Alex Jones must pay Sandy Hook families almost $1 billion
The conspiracy theorist and extremist Alex Jones must pay the families of Sandy Hook mass shooting victims almost $1 billion in damages for false claims that they were actors complicit in a hoax.
A Connecticut jury on Wednesday awarded a total of $965 million to plaintiffs in the case – family members of 20 students and six staff members of Sandy Hook Elementary School who were murdered in 2012. Jones must also pay legal costs for the plaintiffs, with that amount to be determined next month.
The verdict applies both to Jones and his company, Free Speech Systems LLC, which filed for bankruptcy last July. Through that company, Jones has controlled his stable of conspiracy theory outlets, including the Infowars website, Infowars broadcasts like the Alex Jones show, and the Infowars store, where listeners can buy Jones’s books, DVDs, and a range of supplements with names like ‘Alpha Power,’ ‘Brain Force,’ and ‘Survival Shield.’
The latest verdict comes after $49 million in damages was awarded to two other Sandy Hook parents in a separate defamation verdict in August in Jones’s home state of Texas.
The nine-figure damages were not out of step with the income Jones was able to generate from his disinformation empire, according to testimony in the Connecticut case.
Court records show that Jones made some $165 million in sales on the Infowars store between September 2015 and the December 2018. An Infowars employee who testified in the case estimated Jones’s earnings since the shooting as being between $100 million and $1 billion. During the Texas trial, forensic economist Bernard Pettingill estimated Jones’ and his company’s combined net worth as being between $135 million and $270 million.
Hatewatch reported last May that an anonymous donor had given Jones Bitcoin worth some $8 million in separate donations over two preceding months.
During the trial, plaintiffs testified to years of lies from Jones and harassment and abuse from his audience, who believed the Infowars fabulist when he identified the parents of dead children by name, and said that they were “faking” their grief. Some were dealing with online hate as they prepared for their children’s funerals, according to their testimony.

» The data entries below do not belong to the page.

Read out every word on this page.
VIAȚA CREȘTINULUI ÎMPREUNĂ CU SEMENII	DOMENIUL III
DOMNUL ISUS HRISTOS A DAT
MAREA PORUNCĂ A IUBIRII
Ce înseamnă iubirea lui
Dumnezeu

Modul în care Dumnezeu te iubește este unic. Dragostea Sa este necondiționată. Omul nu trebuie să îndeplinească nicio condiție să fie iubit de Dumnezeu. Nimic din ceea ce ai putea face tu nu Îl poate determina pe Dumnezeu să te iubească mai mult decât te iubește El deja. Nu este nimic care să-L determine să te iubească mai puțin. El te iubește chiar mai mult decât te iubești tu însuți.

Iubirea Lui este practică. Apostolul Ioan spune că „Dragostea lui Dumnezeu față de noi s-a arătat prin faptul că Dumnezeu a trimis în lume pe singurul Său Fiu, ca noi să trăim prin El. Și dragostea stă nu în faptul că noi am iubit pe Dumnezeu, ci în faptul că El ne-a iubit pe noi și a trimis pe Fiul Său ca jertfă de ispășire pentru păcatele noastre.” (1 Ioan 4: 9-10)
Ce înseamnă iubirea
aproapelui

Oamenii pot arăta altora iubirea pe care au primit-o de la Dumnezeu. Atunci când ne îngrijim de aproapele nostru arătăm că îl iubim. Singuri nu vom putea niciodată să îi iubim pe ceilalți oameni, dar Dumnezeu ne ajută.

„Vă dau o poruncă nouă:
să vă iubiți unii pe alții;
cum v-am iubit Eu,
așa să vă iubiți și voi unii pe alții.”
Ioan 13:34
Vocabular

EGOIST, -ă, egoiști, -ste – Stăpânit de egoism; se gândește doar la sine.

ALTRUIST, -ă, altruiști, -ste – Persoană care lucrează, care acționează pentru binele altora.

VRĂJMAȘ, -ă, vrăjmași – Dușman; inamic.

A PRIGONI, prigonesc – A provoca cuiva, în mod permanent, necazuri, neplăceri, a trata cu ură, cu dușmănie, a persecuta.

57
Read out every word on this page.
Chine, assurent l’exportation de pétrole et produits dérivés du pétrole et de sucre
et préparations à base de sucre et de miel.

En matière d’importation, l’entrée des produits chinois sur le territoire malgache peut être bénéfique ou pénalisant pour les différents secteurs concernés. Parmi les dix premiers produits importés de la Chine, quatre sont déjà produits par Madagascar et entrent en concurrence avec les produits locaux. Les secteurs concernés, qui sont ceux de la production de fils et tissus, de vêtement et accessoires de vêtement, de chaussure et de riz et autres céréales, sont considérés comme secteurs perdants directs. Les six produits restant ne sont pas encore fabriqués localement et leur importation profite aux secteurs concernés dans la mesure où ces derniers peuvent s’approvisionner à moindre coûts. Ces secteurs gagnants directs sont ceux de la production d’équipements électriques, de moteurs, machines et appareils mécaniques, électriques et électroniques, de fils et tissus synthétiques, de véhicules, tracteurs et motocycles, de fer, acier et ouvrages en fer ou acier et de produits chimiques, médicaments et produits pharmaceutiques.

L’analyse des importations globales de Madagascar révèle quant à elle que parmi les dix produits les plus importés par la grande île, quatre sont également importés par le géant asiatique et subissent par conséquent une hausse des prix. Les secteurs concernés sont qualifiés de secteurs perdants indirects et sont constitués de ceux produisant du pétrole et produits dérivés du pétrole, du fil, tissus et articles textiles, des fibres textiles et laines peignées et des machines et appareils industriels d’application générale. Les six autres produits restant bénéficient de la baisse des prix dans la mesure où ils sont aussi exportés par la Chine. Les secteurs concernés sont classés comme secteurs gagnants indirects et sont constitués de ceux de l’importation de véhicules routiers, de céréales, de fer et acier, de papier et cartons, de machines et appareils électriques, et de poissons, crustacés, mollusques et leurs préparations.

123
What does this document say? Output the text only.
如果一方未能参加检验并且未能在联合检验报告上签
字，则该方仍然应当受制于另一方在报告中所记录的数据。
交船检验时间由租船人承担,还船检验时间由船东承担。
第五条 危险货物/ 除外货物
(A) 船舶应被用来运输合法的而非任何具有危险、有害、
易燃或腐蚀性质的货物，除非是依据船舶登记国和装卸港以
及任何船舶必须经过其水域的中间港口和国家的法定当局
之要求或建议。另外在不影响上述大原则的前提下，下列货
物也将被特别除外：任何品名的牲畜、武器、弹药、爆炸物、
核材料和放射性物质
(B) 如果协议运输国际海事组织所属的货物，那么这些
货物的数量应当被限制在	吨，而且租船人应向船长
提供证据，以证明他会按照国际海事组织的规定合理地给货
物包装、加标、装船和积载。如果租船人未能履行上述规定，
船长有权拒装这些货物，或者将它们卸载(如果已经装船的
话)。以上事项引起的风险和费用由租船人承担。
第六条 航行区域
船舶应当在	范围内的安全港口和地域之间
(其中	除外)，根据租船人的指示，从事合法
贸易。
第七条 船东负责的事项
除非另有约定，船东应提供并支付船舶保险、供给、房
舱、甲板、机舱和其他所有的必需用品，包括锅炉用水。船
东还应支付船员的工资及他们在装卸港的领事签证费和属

In his own maneuvers in depositions and on the witness stand, Jones attempted to revise history, dismiss the consequences of his campaign of falsehoods, and minimize the wealth it had brought him.
In the decade after Jones began spreading untruths about Sandy Hook families, he made a transition from a fringe conspiracy broadcaster with ambiguous partisan loyalties to an influential stalwart of the pro-Trump far right.
From the beginning of his career in the late 1990s, Jones has always promoted far right antigovernment conspiracy theories scapegoating “globalists” and agencies like the United Nations and the Federal Emergency Management Agency. Each of the Clinton, Bush and Obama administrations was subject to his paranoid hostility.
Trump was the only president who commanded Jones’ loyalty, with each man apparently seeing opportunities in the other’s base of supporters. Erratic in private (in a leaked 2019 outburst he said “I wish I’d never fucking met Donald Trump”) he nevertheless gave Trump unflinching public support.
In 2013, Jones met Trump adviser and fellow conspiracy theorist Roger Stone, who brokered Jones’ relationship with Trump, and later joined Infowars as a broadcaster. In December 2015, Jones conducted an on-air interview with then-candidate Trump, who praised the broadcaster’s “amazing reputation.”
In the lead up to the Jan. 6, 2021 assault on the United States Capitol, Jones promoted the false claim that Trump had been the victim of a stolen election, leading to a spike in traffic to the Infowars store.
Jones responded to the verdict by crying poor. On Wednesday he told his audience that there “ain’t no money” to pay the damages awarded. Later that day he called in to Steve Bannon’s livestream and told him “It’s like if I have three gallons of blood in my body, or two gallons, they want five hundred gallons.”